When Israeli Prime Minister Benjamin Netanyahu addressed a joint session of the U.S. Congress on July 24, riots broke out in Washington, including at Union Station.

“We watched the 15-minute parade of protesters go right past the Heritage Foundation, down to Union Station and rip down those flags,” Coates told JNS. “Those weren’t Israeli flags. Those were American flags.”

“This is an American problem. It’s not a Jewish problem, and it’s not an Israeli problem, although it is a problem for both,” she said.

Some are saying that America isn’t reliable, and the Jewish state must be independent.

“For those of us who’ve actually done this, that is not possible right now, but it could be,” Coates said. “I think it’s in America and Israel’s interests to get there. It’s probably a 25-year journey. It’s probably a centennial thing. But how great for the United States to have an independent but closely linked ally—this beacon in the Middle East the rest of our partners and allies are integrated with.”

Would Coates like to join the new administration, JNS asked.

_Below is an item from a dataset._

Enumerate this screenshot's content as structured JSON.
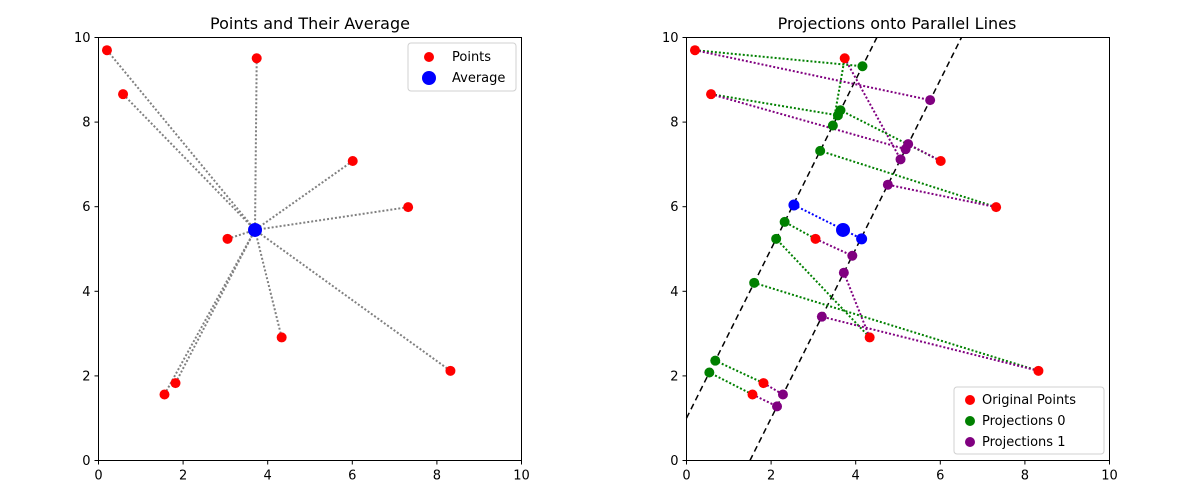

“I’m in a Zen place,” she said. “The incoming administration is going to have a sprint, not a marathon. From where we, as Heritage, sit, that is going to be extremely important, and so I am very happy being here, managing that.”

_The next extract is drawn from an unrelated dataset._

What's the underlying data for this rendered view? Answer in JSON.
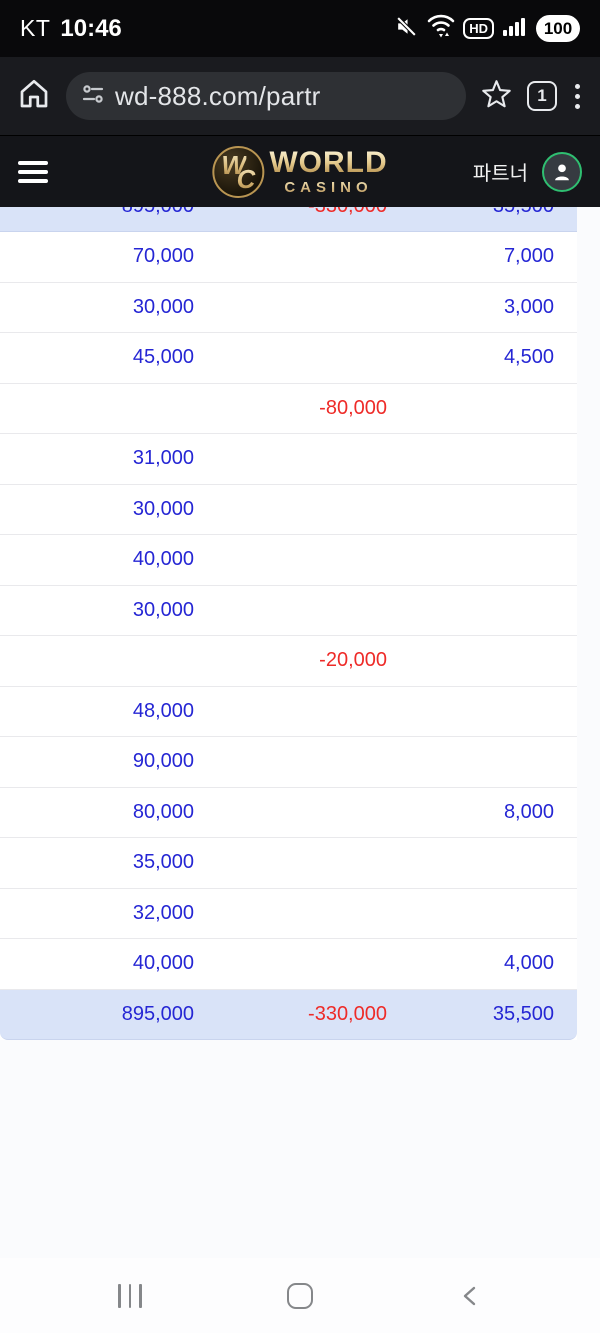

“Obviously, if they were to call, I would have the conversation, but it seems to me I’m probably most helpful for this initial period here,” she added. “We need a robust Heritage talking to them all day every day.”

Air defense

Early on in the interview, Coates told JNS that she wanted, before the conversation concluded, to discuss the book’s dedication.

“For my grandfather, U.S. Army Captain Howard Allen Downey, who stormed up Utah Beach in the D-Day invasion to liberate Europe from the Third Reich,” Coates writes in the book, “and for my mother, Anne Downey Gardner, whose namesake anti-aircraft gun, the ‘Baby Anne,’ was hunting Nazis when she was 6 months old.”

The dedication includes a photo of the “Baby Anne.”

Her grandfather was part of the second wave on D-Day, on June 6, 1944, “and then fought his way across Europe,” Coates said. Her mother was exactly 6 months old on D-Day, having been born on Dec. 6, 1943.

“He named his anti-aircraft gun after her and had her little pink shoes hanging over the gun. We have the shoes,” she said. “When she was in Israel for her 75th birthday, the then political director of the MFA and a senior guy at the IDF gave her this wonderful model of the three interceptors: Iron Dome, David’s Sling and Arrow.”

“It says on it, ‘Happy birthday Mrs. Gardner. Air defense has come a long way in 75 years,” Coates said.